Activation of peroxisome proliferator-activated receptor α stimulates ADAM10-mediated proteolysis of APP

Amyloid precursor protein (APP) derivative beta-amyloid (A beta) plays an important role in the pathogenesis of Alzheimer's disease (AD). Sequential proteolysis of APP by beta-secretase and.-secretase generates A beta. Conversely, the alpha-secretase a disintegrin and metalloproteinase 10 (ADAM10) cleaves APP within the eventual A beta sequence and precludes A beta generation. Therefore, up-regulation of ADAM10 represents a plausible therapeutic strategy to combat overproduction of neurotoxic A beta. Peroxisome proliferator-activated receptor alpha (PPAR alpha) is a transcription factor that regulates genes involved in fatty acid metabolism. Here, we determined that the Adam10 promoter harbors PPAR response elements; that knockdown of PPAR alpha, but not PPAR beta or PPAR gamma, decreases the expression of Adam10; and that lentiviral overexpression of PPAR alpha restored ADAM10 expression in Ppara(-/-) neurons.
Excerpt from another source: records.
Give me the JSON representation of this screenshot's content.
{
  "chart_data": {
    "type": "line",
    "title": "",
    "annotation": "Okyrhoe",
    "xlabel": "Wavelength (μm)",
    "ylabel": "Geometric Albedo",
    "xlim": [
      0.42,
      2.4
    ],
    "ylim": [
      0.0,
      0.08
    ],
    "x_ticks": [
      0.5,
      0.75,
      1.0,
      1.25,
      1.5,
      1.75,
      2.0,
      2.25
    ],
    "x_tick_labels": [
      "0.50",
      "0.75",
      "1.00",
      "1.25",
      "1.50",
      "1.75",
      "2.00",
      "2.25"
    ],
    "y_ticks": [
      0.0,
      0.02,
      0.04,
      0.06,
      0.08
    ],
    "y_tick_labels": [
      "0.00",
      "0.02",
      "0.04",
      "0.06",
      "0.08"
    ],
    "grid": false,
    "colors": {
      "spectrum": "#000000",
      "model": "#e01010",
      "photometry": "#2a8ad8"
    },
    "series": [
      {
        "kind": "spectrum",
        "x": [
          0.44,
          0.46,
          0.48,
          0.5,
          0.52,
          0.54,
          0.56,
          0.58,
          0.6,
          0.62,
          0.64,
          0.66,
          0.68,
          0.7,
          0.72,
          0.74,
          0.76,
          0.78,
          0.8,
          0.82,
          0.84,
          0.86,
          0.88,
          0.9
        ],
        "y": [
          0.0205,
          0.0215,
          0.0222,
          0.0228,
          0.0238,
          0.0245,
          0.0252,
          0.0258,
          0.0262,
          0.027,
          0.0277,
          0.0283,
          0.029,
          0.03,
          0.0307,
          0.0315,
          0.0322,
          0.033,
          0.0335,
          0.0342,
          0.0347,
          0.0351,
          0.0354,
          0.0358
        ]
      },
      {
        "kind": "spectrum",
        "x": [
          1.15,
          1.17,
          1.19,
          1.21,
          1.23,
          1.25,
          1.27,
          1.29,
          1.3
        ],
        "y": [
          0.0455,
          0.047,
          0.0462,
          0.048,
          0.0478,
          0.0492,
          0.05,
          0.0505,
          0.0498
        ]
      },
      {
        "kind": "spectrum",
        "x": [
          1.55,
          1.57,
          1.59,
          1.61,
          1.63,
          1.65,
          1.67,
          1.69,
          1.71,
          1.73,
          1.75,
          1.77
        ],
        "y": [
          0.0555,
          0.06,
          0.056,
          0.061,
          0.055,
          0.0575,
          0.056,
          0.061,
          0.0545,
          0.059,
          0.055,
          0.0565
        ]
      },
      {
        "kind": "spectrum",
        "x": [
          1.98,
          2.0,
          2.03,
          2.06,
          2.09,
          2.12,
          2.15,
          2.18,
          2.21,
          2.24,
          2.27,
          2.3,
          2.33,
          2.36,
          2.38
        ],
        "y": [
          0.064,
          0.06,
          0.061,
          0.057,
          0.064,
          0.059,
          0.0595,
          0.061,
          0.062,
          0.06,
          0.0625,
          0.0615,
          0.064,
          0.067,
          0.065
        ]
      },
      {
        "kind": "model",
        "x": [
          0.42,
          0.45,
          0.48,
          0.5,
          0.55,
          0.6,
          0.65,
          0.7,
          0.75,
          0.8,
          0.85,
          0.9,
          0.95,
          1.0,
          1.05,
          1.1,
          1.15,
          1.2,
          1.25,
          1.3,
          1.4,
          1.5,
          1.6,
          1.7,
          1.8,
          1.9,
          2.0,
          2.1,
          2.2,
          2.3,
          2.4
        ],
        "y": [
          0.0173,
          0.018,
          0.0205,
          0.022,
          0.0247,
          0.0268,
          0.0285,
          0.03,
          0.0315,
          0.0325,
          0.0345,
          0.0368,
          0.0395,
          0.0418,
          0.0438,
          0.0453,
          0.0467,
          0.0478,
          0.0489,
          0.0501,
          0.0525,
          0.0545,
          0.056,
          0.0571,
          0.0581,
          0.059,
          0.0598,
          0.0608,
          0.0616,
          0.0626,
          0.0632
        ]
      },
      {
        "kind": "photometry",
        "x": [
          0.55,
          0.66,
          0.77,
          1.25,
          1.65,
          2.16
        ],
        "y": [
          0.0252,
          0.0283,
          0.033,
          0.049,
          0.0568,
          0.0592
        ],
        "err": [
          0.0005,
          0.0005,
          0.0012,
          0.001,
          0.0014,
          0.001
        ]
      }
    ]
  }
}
Gemfibrozil, an agonist of PPAR alpha, induced the recruitment of PPAR alpha:retinoid x receptor alpha, but not PPAR gamma coactivator 1 alpha (PGC1 alpha), to the Adam10 promoter in wild-type mouse hippocampal neurons and shifted APP processing toward the alpha-secretase, as determined by augmented soluble APP alpha and decreased A beta production. Accordingly, Ppara(-/-) mice displayed elevated SDS-stable, endogenous A beta and A beta(1-42) relative to wild-type littermates, whereas 5XFAD mice null for PPAR alpha (5X/alpha(-/-)) exhibited greater cerebral A beta load relative to 5XFAD littermates. These results identify PPAR alpha as an important factor regulating neuronal ADAM10 expression and, thus, alpha-secretase proteolysis of APP.